FanData: Scraping Data from Fan Fiction Archives

15-20 Minute Paper

Abigail De Kosnik
Assistant Professor at the University of California

Andrea Horbinski
Ph.D. student in modern Japanese history at the University of California

Biographies
Abigail De Kosnik is an Assistant Professor at the University of California, Berkeley in the Berkeley Center for New Media (bcnm.berkeley.edu) and the Department of Theater, Dance& Performance Studies (tdps.berkeley.edu). She has published numerous essays on popular media, with a focus on digital culture.

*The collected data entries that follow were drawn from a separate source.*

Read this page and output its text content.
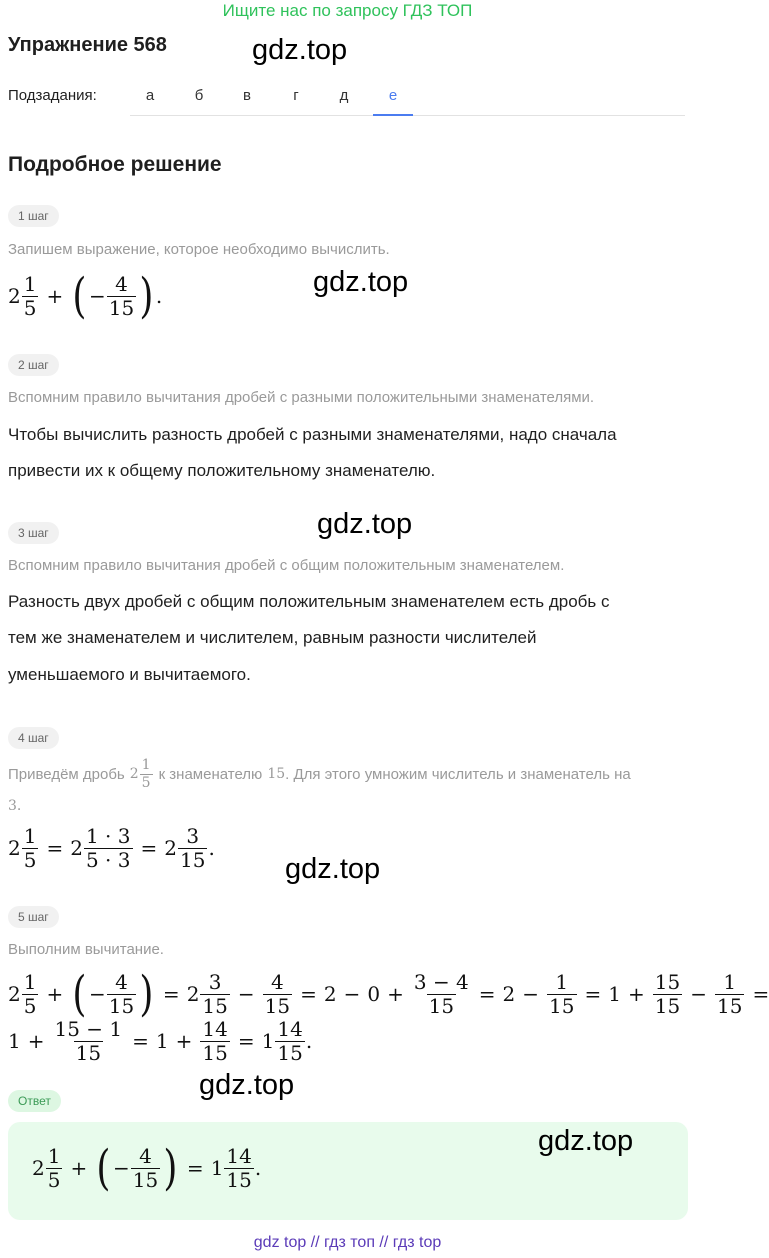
Ищите нас по запросу ГДЗ ТОП
Упражнение 568	gdz.top
Подзадания:	а	б	в	г	д	е
Подробное решение
1 шаг
Запишем выражение, которое необходимо вычислить.
$2 \frac{1}{5}$ + ( − $\frac{4}{15}$ ) .	gdz.top
2 шаг
Вспомним правило вычитания дробей с разными положительными знаменателями.
Чтобы вычислить разность дробей с разными знаменателями, надо сначала
привести их к общему положительному знаменателю.
gdz.top
3 шаг
Вспомним правило вычитания дробей с общим положительным знаменателем.
Разность двух дробей с общим положительным знаменателем есть дробь с
тем же знаменателем и числителем, равным разности числителей
уменьшаемого и вычитаемого.
4 шаг
Приведём дробь $2 \frac{1}{5}$ к знаменателю 15 . Для этого умножим числитель и знаменатель на
3.
$2 \frac{1}{5} = 2 \frac{1 \cdot 3}{5 \cdot 3} = 2 \frac{3}{15}$ .
gdz.top
5 шаг
Выполним вычитание.
$2 \frac{1}{5}$ + ( − $\frac{4}{15}$ ) = $2 \frac{3}{15} - \frac{4}{15} = 2 - 0 + \frac{3 - 4}{15} = 2 - \frac{1}{15} = 1 + \frac{15}{15} - \frac{1}{15}$ =
$1 + \frac{15 - 1}{15} = 1 + \frac{14}{15} = 1 \frac{14}{15}$ .
gdz.top
Ответ
$2 \frac{1}{5}$ + ( − $\frac{4}{15}$ ) = $1 \frac{14}{15}$ .
gdz.top
gdz top // гдз топ // гдз top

Andrea Horbinski is a Ph.D. student in modern Japanese history at the University of California, Berkeley. She was a 2007-08 Fulbright Fellow to Japan, where she researched hypernationalist manga at Doshisha University in Kyoto. She has discussed fandom, anime, manga, and Japanese history and folklore at various conventions and conferences.

Abstract
In this paper, we will discuss our development of a tool called “FanData,” which is a Python-based meta-data web scraper of online archives of user-generated content, specifically fan fiction. Fan fiction is published primarily online, and many fan fiction websites are archives, specifically intended to preserve and make accessible fan fiction stories for future readers Fan fiction archives have existed on many platforms: newsgroups such as Usenet, mailing lists, discussion boards, custom websites, single-fandom databases, multi-fandom databases, social networks designed to facilitate blogging (such as LiveJournal and Dreamwidth), and social networks designed for microblogging (such as Tumblr and Twitter). We used FanData to analyze sites from each of these platform categories. Fan fiction archives are excellent examples of websites that are populated primarily by user-generated content, and we hope to continue developing FanData’s functionality so that it can allow scholars to scrape data from a wide variety of social media sites.